Firstly, I don't know complex analysis.
Can the Laplace operator in a complex plane $z=x+iy$ be expressed as $$\nabla=\frac{\partial}{\partial x}+i\frac{\partial}{\partial y}$$ or $$\nabla=\frac{\partial}{\partial x}+\frac{\partial}{i\partial y}=\frac{\partial}{\partial x}-i\frac{\partial}{\partial y}$$ Which is right? or not one?
I originally wanted to verify the power series $V=C_n(x+iy)^n$ in complex plane $z=x+iy$ is exactly a solution for a Laplacian equation $$\nabla^2V=0$$. How to do that?
You can identify $\mathbb{R}^2 \cong \mathbb{C}$ by thinking of $z=x+iy$ with real numbers $x,y$.
Then, the following relationship holds:
If a function is holomorphic, then the functions $Re(f(x,y))=Re(f(z))$ and $Im(f(z))=Im(f(x,y))$ are harmonic as a function from $\mathbb{R}^2 \to \mathbb{R}$.

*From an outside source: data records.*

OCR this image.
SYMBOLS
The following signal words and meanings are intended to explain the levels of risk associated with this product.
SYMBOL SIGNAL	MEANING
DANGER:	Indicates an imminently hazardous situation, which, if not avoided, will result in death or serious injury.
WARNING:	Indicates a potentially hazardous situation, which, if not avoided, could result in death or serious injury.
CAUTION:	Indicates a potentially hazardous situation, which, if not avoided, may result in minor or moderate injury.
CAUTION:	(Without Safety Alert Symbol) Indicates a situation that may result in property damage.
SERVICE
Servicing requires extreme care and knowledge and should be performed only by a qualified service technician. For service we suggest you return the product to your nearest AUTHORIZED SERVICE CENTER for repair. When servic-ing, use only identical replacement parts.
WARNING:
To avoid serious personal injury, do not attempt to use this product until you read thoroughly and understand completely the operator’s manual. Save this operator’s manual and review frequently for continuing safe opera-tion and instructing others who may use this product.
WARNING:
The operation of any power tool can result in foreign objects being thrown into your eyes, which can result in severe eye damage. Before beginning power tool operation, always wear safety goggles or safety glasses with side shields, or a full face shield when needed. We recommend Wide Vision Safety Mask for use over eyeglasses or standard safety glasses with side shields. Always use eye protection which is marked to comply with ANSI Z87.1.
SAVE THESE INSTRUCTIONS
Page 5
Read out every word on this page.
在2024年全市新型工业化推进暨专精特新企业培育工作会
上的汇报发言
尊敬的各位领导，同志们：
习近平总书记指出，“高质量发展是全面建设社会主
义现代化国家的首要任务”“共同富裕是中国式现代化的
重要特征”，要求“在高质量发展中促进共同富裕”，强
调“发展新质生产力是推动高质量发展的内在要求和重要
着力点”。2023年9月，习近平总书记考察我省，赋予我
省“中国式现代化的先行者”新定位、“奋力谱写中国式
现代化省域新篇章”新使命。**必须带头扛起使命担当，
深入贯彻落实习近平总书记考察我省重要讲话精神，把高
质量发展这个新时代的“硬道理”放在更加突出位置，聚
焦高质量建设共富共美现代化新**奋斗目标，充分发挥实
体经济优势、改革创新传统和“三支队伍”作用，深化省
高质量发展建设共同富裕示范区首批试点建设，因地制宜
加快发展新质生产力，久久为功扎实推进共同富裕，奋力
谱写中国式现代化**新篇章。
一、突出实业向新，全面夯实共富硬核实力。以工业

There is also the following relation, using Wirtinger derivatives (see https://en.wikipedia.org/wiki/Wirtinger_derivatives ):
$$ \frac{1}{4} \Delta u=\frac{\partial^2 u}{\partial z \partial \bar{z}} $$
Now, to look at your function we have that and using that $i^2=-1$: $$ \frac{\partial u}{\partial z}=\frac{1}{2}C_n(n(x+iy)^{n-1}-in(x+iy)^{n-1}i)= \\ C_nn(x+iy)^{n-1} $$ $$ \frac{\partial^2 u}{\partial z \partial \bar{z}}=\frac{1}{2}C_n ( n(n-1)(x+iy)^{n-2}+in(n-1)(x+iy)^{n-2}i)=0 $$ if your n=1, then the second step is not needed. If $n \geq 2$, the calculation is fine. If that was not the answer you were looking for, dont hesitate to ask!